Remember Jug Cerović, the Serbian graphic designer who last summer sent us his take on London’s tube map? The city of Luxembourg just adopted his unauthorised re-design of the municipal bus network as its official transport map. Cool.

We suspect Jug has an ulterior motive in publicising his maps: his day job is working for Parisian mapping consultancy INAT. All the same, we thought you might like to read about how an unofficial map became official…

Transport maps are probably the only thing that all inhabitants of a city have in common. The Eiffel Tower or Tower Bridge are not unifying features; the tube map is.

And metro or subway maps are remarkably powerful artefacts. Not only are they accepted as a familiar tool, but they are absolutely trusted by everybody. Nobody questions them, or their origin, or the information they sport: we all take them for granted.


So, he who controls the map controls the mental image of the city that it projects. He who controls the map controls minds.

Tremendous power, isn’t it?

I’d go as far as to say that the map is more important than the network itself. Without the map, a multibillion dollar network might as well not be there, since travellers will be unable to navigate it. If a station is erased on the map, for anyone who doesn’t live or work close by, it simply ceases to exist. In this paradoxical situation, it’s the physical network that is actually virtual, while the artefact picturing it is its only reality. The map is the network.

Once you appreciate the power the map has over a city, you start to believe that its creation is too important to be left only to some administration without public scrutiny. As French prime minister Georges Clemenceau once said, “War is too important a matter to be left to the military.”

The Luxembourg Genesis

In May 2015 a reader posted the then official Luxembourg municipal bus map on TransitMaps.net, describing it as “the city’s spaghetti monster”. I must say, he was quite right about the poor quality of the overall design.

The original official map. Click to expand.

The US news site Vox reported the story – and when the news reached Luxembourg, it caused much unease among politicians and officials alike.

When I discovered the map on TransitMaps, I wondered if it could be redesigned to make it more legible. So I started disentangling it:

The existing tangle…

…gradually disentangled. Click to expand.

After managing to tidy up some of this mess, I realised that the network was actually pretty good – but that the map was not representing it well at all.
So I set about designing a brand new version.

My new map encompasses the entire area served by the bus system with two different scales: a pedestrian scale, in the dense central area; and a territorial scale on the periphery.

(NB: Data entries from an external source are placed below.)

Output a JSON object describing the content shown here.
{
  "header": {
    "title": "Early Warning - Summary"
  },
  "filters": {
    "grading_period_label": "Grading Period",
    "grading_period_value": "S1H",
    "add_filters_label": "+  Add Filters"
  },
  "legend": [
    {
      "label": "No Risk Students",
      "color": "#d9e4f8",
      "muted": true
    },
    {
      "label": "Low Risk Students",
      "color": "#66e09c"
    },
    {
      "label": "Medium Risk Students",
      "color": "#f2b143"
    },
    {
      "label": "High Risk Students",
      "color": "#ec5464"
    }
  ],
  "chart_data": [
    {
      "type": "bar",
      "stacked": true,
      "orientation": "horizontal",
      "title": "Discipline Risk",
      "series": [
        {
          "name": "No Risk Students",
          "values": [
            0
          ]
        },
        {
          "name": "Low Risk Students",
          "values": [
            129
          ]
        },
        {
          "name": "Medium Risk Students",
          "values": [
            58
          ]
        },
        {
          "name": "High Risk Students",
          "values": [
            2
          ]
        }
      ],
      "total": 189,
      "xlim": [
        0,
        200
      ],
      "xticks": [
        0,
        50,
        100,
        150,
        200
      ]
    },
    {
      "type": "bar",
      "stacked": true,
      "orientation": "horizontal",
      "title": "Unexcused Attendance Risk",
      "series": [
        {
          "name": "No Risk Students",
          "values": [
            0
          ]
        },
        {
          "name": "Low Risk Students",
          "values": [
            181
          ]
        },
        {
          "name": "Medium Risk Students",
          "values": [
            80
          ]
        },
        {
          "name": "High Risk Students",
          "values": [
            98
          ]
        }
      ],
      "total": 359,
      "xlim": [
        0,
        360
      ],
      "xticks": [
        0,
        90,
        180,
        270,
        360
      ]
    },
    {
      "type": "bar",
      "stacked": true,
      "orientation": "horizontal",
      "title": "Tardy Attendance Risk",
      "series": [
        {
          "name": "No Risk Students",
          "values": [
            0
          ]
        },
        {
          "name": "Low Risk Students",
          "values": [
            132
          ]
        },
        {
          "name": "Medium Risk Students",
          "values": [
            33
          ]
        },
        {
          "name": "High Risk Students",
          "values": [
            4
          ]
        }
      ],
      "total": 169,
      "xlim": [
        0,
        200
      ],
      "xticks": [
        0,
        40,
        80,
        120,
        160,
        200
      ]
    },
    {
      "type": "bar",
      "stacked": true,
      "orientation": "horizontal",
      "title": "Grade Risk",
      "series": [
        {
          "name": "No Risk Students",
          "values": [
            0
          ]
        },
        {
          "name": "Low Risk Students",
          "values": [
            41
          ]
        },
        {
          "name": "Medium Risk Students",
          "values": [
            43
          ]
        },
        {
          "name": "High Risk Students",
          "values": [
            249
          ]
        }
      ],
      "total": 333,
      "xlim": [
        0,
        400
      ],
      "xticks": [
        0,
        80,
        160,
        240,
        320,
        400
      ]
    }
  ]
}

It shows an enlarged and geographically accurate city centre, surrounded by a smaller, more schematic view of the suburbs.

Symbolically, the Old Town (Ville Haute) is placed at the exact centre of the map for immediate orientation. Its peculiar pentagonal shape is emphasised, and it is shown as a dense urban fabric with packed building intersected by streets and squares.

The structure of the map corresponds to the morphology of the city: all the angles are multiples of 36°, relating to the pentagonal centre.

In terms of information hierarchy, 19 lines go through the city’s central corridor.

These are shown in bright colours…

Click to expand.

…and grouped by their direction.

Click to expand.

The width of the line represents frequency. Thick lines are high frequency services (those that run at 5-10 minute headways); thin ones are low frequency.

Click to expand.

A further 11 lines make up a secondary network.

These are shown in lighter, pastel colours.

Click to expand.

Lastly, I included various elements of the cityscape, to aid navigation: remarkable buildings, parks, rivers, railways and bridges.

Click to expand.

When it was complete I sent it to the place where everything started, TransitMaps. From there, it was picked up by the Luxembourg media – and the local citizens placed such pressure on the politicians that they had no choice left but to contact me. After six months with the Luxembourg Bus Administration, fine tuning the map, last week it was finally made official.

Now everybody is happy: the citizens enjoy a great map, the public transport operating company can show the excellence of its network, the politicians contributed to developing a stronger identity for the city – and I am happy to see a city adopt my creation.

Here’s the map:

 

Click to expand. Or you can download the full sized version on the city of Luxembourg’s official website here.

This unlikely genesis for a public transport map is a sign of what awaits us in the near future: a combination of actors (media, social networks, politicians, officials) influencing each other and coming together to create something new. We have finally moved from a vertical decision making process to a deterritorialised and horizontal creativity network.